疑問点は爆発直前の状況に触れていない点だ。哨戒艦は水中音波探知機(ソナー)や目視などで常に周囲に危険がないか監視している。哨戒艦が潜水艦や魚雷が近づくのを音波などで察知していれば、艦を切って魚雷を避ける行動を取っていたはずだ。爆発前の状況について情報を出さないのは、乗員が監視を怠っていたなど韓国にとって都合の悪い何らかの情報を隠すためではないか。
 今回の攻撃で北朝鮮が技術的に高い水準の魚雷を持っていることが分かった。日本の周辺海域で北朝鮮が魚雷を使う可能性も否定できない。
日本にとっては弾道ミサイルだけでなく魚雷という新たな脅威が加わったと言え、海上防衛の見直しを迫られる。

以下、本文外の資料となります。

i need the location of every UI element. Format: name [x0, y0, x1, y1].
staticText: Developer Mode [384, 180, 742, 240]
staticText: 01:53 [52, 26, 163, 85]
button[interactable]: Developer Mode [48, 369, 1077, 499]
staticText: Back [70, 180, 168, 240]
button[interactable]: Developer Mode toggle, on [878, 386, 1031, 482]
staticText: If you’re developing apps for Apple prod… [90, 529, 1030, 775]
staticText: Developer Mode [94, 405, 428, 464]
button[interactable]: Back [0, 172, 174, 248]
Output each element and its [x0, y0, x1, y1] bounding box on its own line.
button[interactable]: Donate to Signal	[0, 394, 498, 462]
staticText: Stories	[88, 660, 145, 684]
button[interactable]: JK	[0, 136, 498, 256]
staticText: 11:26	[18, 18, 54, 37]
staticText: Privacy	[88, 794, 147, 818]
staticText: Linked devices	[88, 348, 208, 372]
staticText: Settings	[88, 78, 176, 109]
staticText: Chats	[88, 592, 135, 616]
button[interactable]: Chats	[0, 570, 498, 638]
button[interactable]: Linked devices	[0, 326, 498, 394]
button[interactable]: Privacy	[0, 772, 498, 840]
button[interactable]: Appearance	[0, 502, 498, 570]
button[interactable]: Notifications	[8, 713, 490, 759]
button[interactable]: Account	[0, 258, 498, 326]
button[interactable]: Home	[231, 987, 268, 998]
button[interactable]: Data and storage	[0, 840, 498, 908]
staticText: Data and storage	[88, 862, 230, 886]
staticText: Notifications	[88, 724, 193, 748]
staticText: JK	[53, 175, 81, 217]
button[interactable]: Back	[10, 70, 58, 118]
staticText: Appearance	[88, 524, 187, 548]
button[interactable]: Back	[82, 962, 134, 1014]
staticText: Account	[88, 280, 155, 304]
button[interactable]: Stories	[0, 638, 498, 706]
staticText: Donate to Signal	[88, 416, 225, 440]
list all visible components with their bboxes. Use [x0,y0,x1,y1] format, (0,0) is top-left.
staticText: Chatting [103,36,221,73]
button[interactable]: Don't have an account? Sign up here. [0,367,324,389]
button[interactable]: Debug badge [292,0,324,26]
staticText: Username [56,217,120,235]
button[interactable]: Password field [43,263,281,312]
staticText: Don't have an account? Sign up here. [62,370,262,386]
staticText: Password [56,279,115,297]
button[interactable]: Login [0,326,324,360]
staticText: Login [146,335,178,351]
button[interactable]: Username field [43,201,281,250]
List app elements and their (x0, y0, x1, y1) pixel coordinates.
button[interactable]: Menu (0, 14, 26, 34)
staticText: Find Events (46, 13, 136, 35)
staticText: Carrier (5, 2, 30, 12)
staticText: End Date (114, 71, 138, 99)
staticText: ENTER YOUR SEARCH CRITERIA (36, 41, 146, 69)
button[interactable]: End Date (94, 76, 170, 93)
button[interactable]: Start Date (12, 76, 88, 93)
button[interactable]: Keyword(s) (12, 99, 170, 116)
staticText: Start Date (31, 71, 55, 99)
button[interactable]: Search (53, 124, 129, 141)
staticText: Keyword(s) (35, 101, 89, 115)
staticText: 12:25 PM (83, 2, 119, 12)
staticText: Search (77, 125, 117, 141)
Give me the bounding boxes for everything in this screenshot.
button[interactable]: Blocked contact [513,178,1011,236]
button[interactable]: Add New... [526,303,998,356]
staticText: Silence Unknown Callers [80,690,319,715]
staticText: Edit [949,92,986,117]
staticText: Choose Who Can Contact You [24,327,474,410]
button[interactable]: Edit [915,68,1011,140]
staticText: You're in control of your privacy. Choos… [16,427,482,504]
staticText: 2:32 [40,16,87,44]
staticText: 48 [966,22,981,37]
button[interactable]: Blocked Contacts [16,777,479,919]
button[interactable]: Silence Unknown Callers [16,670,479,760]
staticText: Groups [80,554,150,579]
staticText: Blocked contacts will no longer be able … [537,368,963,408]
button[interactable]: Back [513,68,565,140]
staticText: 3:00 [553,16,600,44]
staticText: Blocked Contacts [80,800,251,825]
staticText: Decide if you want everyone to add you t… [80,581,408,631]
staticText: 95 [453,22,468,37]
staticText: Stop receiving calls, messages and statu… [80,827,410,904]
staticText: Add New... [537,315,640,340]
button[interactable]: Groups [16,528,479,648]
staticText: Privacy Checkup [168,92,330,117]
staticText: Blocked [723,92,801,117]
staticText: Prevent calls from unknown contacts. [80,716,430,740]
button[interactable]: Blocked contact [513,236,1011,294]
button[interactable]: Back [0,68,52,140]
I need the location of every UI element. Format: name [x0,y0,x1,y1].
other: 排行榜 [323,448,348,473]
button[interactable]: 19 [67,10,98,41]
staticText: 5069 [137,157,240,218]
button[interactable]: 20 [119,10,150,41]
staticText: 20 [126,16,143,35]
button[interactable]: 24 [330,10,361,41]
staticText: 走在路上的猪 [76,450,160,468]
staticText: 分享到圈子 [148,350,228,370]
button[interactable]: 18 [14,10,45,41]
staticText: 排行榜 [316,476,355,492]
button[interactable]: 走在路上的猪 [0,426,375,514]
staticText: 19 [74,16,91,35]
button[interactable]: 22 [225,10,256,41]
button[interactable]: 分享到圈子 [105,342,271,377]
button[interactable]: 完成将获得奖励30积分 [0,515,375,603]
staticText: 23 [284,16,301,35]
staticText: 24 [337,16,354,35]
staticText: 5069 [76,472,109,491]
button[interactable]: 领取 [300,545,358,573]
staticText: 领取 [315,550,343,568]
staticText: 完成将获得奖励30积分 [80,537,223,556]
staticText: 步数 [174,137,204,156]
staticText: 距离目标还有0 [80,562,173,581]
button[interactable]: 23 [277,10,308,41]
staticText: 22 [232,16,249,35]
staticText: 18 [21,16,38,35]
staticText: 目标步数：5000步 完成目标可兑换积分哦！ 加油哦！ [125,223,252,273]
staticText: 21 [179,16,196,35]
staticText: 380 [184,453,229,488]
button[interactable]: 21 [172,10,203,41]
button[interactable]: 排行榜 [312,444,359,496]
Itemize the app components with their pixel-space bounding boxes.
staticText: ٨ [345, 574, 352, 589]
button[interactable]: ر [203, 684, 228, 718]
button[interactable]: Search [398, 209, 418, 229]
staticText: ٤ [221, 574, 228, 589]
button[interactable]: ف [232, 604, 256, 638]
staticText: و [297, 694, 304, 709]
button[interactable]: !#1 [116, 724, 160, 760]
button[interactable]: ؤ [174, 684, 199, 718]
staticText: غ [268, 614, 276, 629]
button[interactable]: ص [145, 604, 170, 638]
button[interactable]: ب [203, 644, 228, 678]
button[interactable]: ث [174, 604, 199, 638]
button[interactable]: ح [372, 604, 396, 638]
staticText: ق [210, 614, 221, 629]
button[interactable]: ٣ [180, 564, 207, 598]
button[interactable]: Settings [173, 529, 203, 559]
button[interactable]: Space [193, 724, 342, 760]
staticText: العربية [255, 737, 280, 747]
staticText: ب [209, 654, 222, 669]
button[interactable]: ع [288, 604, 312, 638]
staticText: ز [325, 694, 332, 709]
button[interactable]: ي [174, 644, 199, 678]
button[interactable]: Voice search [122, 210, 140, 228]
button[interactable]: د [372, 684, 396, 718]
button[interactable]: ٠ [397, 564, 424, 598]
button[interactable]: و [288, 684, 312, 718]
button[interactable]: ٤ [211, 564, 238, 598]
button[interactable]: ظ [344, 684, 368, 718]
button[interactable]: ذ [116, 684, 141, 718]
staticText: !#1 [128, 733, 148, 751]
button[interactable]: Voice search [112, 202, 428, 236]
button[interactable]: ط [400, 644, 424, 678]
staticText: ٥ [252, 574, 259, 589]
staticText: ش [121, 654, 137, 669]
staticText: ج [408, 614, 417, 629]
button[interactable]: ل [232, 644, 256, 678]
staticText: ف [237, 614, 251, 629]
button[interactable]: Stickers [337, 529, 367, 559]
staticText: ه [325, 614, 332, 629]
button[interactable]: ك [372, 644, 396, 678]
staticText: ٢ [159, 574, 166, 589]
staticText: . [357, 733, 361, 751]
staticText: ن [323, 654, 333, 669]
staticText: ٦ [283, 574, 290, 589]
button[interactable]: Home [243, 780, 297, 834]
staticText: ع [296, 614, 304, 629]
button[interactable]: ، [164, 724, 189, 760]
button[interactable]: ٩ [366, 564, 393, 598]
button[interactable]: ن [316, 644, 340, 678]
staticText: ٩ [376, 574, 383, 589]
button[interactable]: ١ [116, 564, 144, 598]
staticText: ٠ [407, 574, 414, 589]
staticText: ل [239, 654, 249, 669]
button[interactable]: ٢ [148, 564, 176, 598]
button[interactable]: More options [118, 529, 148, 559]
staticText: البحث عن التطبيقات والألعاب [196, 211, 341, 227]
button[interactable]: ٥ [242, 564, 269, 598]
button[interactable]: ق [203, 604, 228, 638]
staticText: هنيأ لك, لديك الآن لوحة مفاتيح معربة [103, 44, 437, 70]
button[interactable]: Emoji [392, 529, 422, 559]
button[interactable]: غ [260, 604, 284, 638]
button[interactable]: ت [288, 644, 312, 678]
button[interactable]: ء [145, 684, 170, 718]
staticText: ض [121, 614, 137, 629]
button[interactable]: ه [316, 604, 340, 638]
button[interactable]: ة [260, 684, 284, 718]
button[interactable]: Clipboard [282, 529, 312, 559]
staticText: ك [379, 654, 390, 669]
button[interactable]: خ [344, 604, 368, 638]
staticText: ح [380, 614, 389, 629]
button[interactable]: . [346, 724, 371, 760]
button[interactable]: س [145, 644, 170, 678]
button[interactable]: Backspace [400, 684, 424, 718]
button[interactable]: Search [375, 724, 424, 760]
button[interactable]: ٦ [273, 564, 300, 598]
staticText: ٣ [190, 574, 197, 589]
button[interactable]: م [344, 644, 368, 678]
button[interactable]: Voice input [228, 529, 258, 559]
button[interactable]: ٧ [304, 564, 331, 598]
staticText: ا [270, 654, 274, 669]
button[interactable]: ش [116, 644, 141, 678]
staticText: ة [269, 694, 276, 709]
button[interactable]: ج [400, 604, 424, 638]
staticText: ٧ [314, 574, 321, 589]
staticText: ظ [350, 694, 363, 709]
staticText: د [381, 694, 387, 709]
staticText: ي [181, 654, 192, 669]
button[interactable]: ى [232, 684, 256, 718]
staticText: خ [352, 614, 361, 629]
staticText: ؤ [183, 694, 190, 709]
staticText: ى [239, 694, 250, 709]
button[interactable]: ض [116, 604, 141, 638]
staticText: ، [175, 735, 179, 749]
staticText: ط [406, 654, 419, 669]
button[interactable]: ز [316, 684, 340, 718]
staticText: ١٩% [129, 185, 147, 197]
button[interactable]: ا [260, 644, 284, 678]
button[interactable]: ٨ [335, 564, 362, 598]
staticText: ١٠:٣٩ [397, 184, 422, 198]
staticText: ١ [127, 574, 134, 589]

 民主党は、国連で日本が主導提案した「国際連合安全保障理事会決議1874 」を日本が実行するための、「北朝鮮貨物検査特別措置法」を、さきの衆議院選挙直前の国会で、参議院の決議を政局を優先させ廃案に追い込みました。つまり、世界の国々に北朝鮮への経済制裁を主導しておきながら、自分の国は法整備をせず今日に至るという、世界の国々に面目ない状況をいまだにつづけているのです。何度かは既に北の武器輸出が他国によって阻止活動は実行されているのにです。
 それを放置しておきながら、「日本が先頭をはしる」とは、「決議1874」を実行に移している国にすれば笑止千万であり、ただでさえ鳩山氏の言動で失墜している日本の信用を、ますます落とすことばですね。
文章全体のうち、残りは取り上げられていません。